Various other sufis sayings that relate to the Vedantic thought :
Mansur al-Hallaj (d.922): “I saw my Lord with the eye of the heart. I said: Who art Thou? He answered: Thou.”
Abu Maydan (d. 1197): “Everything outside of God is unreal, everything taken individually or collectively, when you truly know it... Whatever does not have root in his Being, can in no wise be real.”
Muhammad al-Harraq (d. 1845): “Seekest thou Laila [Divine Reality], when she is manifest within thee? Thou deemest her to be other, but she is not other than thou.”51
Jalal al-Din Rumi (d.1273): “Though the many ways [diverse religions] are various, the goal is one.
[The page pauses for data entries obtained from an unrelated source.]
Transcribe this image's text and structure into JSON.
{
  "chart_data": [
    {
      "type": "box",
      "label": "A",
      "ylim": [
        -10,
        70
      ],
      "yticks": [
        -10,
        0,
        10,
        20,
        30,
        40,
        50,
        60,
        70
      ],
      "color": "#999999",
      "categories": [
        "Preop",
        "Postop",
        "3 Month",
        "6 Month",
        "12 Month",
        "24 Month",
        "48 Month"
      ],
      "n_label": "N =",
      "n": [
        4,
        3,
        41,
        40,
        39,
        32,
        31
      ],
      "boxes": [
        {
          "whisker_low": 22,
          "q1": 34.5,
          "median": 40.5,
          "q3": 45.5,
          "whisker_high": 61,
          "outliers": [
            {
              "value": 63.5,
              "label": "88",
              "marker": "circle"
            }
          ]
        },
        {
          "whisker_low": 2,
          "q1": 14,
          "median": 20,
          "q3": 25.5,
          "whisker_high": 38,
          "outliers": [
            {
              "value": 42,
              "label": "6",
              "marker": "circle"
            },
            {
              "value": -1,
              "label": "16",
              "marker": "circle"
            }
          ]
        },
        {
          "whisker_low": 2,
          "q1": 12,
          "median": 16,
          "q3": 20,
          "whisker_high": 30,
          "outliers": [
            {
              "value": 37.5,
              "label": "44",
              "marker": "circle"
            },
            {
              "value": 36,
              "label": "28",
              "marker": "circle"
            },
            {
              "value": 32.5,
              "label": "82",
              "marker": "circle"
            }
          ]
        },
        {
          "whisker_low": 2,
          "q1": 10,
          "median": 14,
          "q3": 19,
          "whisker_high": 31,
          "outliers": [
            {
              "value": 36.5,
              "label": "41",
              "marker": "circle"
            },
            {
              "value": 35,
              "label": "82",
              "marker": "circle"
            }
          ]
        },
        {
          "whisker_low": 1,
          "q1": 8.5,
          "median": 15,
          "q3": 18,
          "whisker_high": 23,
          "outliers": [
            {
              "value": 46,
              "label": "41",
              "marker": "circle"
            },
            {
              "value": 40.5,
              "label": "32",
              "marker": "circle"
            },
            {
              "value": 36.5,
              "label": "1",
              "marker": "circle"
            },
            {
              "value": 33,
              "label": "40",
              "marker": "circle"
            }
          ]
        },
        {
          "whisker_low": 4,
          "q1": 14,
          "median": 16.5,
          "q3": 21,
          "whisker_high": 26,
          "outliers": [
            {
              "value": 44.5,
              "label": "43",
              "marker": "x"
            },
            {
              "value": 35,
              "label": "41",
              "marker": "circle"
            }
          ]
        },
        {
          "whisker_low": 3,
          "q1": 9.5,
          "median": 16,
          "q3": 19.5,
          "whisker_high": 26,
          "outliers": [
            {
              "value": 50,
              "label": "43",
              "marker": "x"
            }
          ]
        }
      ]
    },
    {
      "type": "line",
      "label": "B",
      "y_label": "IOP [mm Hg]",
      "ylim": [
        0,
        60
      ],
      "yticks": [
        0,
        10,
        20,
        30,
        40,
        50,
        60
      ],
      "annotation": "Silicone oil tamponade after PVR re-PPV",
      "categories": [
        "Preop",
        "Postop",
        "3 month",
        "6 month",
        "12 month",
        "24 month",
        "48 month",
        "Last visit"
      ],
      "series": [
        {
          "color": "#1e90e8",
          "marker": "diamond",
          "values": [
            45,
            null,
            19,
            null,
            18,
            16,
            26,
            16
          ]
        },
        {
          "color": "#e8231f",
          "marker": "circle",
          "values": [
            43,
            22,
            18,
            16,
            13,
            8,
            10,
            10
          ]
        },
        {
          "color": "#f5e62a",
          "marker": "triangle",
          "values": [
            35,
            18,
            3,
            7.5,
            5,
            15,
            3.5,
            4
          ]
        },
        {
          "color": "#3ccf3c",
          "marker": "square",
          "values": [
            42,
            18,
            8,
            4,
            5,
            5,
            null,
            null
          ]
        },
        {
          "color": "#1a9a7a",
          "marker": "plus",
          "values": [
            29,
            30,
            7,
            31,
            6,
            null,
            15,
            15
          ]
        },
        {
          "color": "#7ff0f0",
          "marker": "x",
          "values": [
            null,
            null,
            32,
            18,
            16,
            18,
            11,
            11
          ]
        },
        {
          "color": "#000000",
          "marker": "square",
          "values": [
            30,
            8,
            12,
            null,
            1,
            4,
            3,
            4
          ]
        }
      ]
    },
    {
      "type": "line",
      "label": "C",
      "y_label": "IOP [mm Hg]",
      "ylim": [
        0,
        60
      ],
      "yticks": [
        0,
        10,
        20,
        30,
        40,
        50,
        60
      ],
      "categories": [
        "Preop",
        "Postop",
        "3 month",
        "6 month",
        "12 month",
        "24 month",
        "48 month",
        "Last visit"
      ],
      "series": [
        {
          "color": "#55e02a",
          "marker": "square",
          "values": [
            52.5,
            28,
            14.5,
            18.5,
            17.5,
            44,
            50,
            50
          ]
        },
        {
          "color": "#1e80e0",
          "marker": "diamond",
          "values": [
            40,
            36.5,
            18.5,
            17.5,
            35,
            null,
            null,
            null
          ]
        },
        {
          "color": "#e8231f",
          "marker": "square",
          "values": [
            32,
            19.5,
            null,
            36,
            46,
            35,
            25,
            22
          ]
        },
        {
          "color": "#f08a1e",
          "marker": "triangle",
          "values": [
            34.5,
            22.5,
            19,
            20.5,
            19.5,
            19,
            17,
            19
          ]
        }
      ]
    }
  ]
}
Do you not see there are many roads to the Kaaba?”52
Ibn ‘Arabi stated,
My heart has become capable of every form: it is a pasture for gazelles and a convent for Christians, and a temple for idols and the pilgrims Ka‘ba and the tables of the Torah, and the book of the Koran. I follow the religion of Love: whatever way Love’s camels take, that is my religion and faith..54
Another Sufi saint, Mahmud Shabistari, in his work Gulshan-i Raz (The Mystic Rose Garden) concurs, declaring, “..what is mosque, what is synagogue, what is fire temple? ... ‘I’ and ‘You’ are the Hades veil between them.. When this veil is lifted up from before you, there remains not the bond of sects and creeds.”55

Quotation from the great 13th-century Sufi philosopher Ibn Arabi:
“Do not praise your own faith so exclusively that you disbelieve all the rest; if you do this you will miss much good. Nay, you will fail to realise the real truth of the matter. God the omnipresent and omniscient cannot be confined to any one creed, for he says in the Quran: "Wheresover ye turn, there is the face of Allah."

“When you know yourself, your ‘I’ness vanishes and you know that you and Allah are one and the same.” This clearly states the belief that everything that exists is one, having the same essence and reality.
Is this contrary to orthodox Islam? How have Muslim scholars responded to al-‘Arabi’s teachings?
Answer by Imam Mohamad M. Algalaleni (leader of the London Mosque) :
“Actually, all the scholars, or at least the majority of them did not accept what Ibn Arabi brought to the Islamic thinking or belief. Because, as you know, Islam is based on the ‘oneness’ or tawhid, a Muslim should worship Allah alone, and Allah Almighty is not, or we as human beings are not part of Allah. Thus Ibn Arabi’s concepts created divisions or differentiation between scholars and himself. Up to today, many scholars have written books against Arabi’s ideas, even though some of his students try to defend Ibn Arabi by saying he didn’t mean what people understood him to teach - that mankind and God are one unit. Yet the majority of Muslims rejected Arabi’s teaching because it is the opposite of tawhid, of oneness; believing in Allah. Nonetheless, I feel that this kind of high feeling [in Ibn Arabi] was because he was very sensitive towards God and as a result said this teaching - actually this teaching was mistaken; but maybe he didn’t mean it in this way. There are people who didn’t go deeply into his philosophy and blamed him... but this is actually a long story. In conclusion, I would say that we don’t agree with this statement anyway.”